Distance Constraints

Distance constraints (upper and lower bounds) can be entered using a simple language which specifies the site atom (from) and the ligand atom (to) which will be the targets of the constraint. During the refinement stages the distance constraint will be treated together with the other distance bounds. By default, user specified distance bounds have the same weight as all other bounds but it is possible to change the scaling (relative to other distance bounds) using the SCALE_CONSTRAINTS_1ST, SCALE_CONSTRAINT_2ND and SCALE_CONSTRAINTS_3RD keywords in the dock command file (cmd.cex). By default, these are all set to 1.

The site atom for a distance constraint is specified as "res n [chainid] atom atomname" where n is the residue number followed by an optional chain id (as per the PDB file) and atomname is the name. The ligand atom can either be specified by the "res n [chainid] atom name" string or by a SMARTS substructural pattern (see the SMARTS documentation at www.daylight.com if you need to learn about the SMARTS language). Examples of simple distance constraint specifications:

A full example constraints file is included in the dock subdirectory (constraints.cex). To use it, edit the file to specify your own constraints, leaving the header records intact. Then include the constraints file in the input to dock (for example by appending it to the commands file, cmd.cex).

In the case of a SMARTS pattern, the ligand atom which matches the first atom specified in the SMARTS pattern will be the target for the constraint. In the case of multiple matches of the pattern within the ligand, for each structure generated, the ligand target atom will be chosen randomly from the possible matches. The SMARTS patterns make it easy to run through a number of ligands, applying appropriate constraints without having to specify the exact atoms in each ligand. It is also possible to specify "vector bindings" with the vbind command (see constraints.cex for examples). This allows names to be given to SMARTS patterns which then can be used like atom specifiers in further SMARTS patterns. This allows for rather complicated substructures to be specified (see the SMARTS documentation, www.daylight.com, for further details regarding vector bindings).
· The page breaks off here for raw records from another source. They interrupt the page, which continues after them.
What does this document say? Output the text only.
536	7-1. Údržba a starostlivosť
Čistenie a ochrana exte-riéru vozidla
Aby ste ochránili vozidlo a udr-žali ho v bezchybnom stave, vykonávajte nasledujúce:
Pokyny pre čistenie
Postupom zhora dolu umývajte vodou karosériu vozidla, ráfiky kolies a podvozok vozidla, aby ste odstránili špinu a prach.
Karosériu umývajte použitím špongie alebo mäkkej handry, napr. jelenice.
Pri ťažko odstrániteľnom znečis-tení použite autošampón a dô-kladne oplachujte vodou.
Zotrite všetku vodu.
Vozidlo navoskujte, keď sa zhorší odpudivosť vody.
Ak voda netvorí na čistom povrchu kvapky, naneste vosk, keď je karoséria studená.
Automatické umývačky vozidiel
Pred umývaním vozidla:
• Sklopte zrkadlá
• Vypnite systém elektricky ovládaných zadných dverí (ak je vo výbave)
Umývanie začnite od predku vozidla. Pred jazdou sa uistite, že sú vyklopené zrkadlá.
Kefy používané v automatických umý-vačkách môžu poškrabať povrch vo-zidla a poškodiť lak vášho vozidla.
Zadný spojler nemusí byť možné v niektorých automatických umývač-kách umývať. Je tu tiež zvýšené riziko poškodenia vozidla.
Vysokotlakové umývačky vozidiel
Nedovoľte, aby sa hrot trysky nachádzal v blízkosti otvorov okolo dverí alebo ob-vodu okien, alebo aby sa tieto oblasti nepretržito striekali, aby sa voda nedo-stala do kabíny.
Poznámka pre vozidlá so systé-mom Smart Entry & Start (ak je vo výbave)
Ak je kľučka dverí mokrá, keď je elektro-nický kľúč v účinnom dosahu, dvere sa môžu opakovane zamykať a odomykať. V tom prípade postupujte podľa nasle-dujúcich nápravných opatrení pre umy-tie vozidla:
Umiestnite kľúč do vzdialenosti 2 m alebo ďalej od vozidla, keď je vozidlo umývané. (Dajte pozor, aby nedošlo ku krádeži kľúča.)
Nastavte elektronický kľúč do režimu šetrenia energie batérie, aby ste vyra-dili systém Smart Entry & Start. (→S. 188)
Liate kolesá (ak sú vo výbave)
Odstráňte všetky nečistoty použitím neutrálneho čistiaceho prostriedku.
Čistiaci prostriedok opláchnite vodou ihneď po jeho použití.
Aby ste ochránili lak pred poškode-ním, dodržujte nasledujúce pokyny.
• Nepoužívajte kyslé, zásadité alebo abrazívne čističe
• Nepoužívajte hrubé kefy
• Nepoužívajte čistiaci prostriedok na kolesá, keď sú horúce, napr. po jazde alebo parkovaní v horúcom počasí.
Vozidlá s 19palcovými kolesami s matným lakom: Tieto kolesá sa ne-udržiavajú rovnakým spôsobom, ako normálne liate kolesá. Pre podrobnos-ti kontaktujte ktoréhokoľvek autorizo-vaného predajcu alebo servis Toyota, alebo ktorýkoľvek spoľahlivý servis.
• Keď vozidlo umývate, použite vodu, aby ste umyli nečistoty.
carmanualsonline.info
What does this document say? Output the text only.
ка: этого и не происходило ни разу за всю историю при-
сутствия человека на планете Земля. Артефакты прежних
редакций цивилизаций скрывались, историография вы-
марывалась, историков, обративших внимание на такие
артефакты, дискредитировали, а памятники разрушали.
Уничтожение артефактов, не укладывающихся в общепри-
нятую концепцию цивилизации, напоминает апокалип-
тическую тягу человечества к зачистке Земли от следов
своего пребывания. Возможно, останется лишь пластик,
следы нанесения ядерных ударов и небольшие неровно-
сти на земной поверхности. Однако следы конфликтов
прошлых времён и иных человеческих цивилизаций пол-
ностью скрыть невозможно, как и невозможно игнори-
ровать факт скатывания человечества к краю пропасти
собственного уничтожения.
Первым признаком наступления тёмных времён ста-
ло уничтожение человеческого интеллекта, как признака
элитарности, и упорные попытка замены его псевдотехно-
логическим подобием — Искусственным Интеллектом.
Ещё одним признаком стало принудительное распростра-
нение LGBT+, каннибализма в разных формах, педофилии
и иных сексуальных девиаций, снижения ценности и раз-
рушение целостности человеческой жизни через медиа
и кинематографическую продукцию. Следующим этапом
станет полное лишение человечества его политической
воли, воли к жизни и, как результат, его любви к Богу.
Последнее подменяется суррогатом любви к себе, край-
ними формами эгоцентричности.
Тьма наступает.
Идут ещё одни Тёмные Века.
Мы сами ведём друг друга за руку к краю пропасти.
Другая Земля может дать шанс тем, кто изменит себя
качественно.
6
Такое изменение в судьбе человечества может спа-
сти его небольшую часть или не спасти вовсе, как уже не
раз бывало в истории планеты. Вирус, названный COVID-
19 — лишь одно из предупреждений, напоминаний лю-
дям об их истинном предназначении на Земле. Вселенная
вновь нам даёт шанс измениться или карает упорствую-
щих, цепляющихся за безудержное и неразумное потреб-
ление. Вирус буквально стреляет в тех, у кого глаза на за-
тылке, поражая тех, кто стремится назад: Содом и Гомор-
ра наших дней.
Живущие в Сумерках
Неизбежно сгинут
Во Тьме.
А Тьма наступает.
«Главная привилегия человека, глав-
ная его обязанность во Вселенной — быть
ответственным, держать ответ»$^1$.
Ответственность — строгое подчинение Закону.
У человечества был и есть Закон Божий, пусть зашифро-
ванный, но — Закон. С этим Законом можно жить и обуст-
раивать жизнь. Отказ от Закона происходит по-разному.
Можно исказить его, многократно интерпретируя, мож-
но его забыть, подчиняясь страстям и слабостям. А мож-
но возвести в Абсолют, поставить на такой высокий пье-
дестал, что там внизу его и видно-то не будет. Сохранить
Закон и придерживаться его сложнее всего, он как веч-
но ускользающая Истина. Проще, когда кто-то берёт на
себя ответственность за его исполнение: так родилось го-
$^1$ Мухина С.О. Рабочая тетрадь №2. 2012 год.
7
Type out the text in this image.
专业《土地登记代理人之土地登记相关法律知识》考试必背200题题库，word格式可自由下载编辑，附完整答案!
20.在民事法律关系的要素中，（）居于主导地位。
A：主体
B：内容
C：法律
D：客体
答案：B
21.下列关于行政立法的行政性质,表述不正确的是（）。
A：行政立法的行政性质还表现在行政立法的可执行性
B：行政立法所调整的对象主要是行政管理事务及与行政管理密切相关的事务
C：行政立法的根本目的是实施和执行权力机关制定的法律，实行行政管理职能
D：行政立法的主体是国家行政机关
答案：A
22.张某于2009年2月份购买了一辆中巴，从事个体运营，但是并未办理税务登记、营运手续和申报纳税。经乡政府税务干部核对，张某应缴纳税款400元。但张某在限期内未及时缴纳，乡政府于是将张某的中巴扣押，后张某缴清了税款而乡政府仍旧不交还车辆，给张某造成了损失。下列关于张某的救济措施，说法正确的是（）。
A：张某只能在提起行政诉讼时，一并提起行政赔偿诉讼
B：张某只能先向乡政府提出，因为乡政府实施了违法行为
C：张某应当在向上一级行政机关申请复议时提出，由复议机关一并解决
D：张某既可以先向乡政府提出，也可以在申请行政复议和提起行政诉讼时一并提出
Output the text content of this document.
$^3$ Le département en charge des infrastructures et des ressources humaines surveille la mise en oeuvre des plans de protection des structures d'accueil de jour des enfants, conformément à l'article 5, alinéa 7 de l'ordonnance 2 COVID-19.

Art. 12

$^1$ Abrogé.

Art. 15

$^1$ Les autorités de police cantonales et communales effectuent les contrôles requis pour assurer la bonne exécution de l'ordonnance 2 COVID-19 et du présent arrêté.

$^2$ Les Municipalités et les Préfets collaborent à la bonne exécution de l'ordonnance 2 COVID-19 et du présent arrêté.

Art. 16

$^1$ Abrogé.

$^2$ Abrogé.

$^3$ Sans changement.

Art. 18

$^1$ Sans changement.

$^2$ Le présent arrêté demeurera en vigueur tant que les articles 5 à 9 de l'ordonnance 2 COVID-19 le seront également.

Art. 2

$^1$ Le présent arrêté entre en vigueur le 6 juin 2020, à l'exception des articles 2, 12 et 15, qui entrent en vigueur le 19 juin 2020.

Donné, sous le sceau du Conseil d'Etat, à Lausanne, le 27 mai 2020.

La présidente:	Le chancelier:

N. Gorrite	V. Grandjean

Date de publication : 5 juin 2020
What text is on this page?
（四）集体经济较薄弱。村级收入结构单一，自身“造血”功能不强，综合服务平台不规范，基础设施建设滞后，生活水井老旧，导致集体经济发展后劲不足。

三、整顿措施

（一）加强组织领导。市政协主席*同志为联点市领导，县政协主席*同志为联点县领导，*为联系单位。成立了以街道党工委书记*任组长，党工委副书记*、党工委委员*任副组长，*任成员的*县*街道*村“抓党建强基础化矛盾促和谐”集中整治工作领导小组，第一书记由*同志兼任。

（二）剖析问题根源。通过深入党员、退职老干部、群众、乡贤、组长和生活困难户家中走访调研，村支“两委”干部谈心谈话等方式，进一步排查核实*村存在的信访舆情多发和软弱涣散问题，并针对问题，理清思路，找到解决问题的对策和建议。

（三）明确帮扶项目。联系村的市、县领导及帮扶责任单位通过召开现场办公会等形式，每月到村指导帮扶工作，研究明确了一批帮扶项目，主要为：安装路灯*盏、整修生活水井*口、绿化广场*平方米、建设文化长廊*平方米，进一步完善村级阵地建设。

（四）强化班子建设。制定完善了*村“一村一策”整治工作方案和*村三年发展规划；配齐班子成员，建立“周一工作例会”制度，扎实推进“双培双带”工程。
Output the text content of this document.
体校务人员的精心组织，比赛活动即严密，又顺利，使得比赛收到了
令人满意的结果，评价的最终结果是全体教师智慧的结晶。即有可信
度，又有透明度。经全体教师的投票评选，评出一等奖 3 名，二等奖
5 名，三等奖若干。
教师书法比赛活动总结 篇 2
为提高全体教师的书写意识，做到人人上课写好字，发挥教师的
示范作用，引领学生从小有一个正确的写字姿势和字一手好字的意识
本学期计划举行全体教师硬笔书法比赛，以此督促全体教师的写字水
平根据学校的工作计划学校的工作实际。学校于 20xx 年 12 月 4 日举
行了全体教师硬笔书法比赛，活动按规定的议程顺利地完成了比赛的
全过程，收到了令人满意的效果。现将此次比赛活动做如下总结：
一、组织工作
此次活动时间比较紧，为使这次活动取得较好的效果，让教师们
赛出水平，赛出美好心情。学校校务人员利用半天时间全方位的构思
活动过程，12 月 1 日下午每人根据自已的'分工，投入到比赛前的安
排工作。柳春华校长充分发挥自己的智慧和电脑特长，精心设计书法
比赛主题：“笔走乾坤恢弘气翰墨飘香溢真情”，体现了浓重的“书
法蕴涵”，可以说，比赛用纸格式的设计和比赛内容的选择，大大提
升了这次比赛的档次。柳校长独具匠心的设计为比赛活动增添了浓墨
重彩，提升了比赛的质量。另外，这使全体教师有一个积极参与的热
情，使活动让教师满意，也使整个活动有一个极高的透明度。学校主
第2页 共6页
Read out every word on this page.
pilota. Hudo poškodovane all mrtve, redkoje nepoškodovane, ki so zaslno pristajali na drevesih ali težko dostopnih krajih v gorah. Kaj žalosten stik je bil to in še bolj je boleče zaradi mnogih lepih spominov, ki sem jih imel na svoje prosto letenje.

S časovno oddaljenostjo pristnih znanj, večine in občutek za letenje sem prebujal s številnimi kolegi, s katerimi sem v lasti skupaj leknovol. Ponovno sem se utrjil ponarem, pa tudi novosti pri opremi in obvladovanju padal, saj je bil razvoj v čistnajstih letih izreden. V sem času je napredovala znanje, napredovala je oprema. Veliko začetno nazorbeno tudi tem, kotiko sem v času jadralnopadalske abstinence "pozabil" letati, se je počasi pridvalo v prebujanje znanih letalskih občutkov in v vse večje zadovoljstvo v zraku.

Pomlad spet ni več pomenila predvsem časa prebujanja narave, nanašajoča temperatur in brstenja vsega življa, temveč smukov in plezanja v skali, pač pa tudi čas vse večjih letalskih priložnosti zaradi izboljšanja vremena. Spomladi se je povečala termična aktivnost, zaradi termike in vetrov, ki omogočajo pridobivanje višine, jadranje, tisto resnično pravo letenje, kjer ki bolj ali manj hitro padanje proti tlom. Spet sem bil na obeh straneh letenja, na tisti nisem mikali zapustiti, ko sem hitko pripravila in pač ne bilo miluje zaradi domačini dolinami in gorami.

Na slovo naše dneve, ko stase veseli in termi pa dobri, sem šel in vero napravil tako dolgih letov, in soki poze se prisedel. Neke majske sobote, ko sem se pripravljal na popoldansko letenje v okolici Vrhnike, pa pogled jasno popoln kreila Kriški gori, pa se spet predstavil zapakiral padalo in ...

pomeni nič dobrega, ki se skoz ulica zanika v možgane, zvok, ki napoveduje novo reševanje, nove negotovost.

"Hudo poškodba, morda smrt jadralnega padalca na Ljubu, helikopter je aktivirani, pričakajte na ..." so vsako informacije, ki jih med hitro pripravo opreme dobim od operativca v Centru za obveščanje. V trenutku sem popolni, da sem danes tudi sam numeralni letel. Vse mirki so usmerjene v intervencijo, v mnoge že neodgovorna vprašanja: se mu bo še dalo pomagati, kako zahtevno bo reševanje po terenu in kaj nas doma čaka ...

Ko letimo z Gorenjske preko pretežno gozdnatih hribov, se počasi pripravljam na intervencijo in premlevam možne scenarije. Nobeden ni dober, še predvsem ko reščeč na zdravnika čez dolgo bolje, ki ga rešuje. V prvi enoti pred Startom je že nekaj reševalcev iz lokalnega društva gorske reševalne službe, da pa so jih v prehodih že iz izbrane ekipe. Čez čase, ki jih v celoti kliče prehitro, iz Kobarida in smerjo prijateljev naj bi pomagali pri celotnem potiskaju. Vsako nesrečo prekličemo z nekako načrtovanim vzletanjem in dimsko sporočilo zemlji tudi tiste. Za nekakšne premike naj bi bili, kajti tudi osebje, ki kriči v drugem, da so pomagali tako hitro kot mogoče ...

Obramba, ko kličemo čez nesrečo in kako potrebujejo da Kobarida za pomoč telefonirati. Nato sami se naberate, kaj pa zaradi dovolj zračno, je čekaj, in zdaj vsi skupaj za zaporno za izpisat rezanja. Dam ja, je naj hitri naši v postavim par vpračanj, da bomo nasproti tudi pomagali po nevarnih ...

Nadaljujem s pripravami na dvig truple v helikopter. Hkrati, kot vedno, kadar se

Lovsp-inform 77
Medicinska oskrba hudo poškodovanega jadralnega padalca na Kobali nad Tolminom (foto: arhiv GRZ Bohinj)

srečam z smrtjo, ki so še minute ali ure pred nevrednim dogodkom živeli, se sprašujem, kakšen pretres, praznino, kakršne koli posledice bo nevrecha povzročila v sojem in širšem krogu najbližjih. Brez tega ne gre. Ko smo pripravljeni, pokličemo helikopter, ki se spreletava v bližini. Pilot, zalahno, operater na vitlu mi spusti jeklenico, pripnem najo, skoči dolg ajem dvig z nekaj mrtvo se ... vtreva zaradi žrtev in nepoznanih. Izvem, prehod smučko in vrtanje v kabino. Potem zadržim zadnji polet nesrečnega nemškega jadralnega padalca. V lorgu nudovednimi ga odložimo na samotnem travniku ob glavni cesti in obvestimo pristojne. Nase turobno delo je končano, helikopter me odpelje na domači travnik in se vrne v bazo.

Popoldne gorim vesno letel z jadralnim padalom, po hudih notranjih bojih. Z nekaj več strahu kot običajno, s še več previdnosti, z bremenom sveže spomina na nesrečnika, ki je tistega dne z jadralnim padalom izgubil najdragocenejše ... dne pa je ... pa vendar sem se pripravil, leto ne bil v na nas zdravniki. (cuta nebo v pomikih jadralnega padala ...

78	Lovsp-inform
Note that, since the distance constraints are applied together with all other distance bounds, it is possible that some of the generated dockings will not meet the constraint bounds, since they may be overridden by other conflicting terms (for example, fitting into the site). By increasing the weight on the constraints, it is possible to emphasize them more, but placing too high of a weight on them might distort ligand geometry. Some experimentation may be needed, depending on the problem. Note also that any atom pair specified in a distance constraint is ignored in the non-bonded energy calculations in the docking.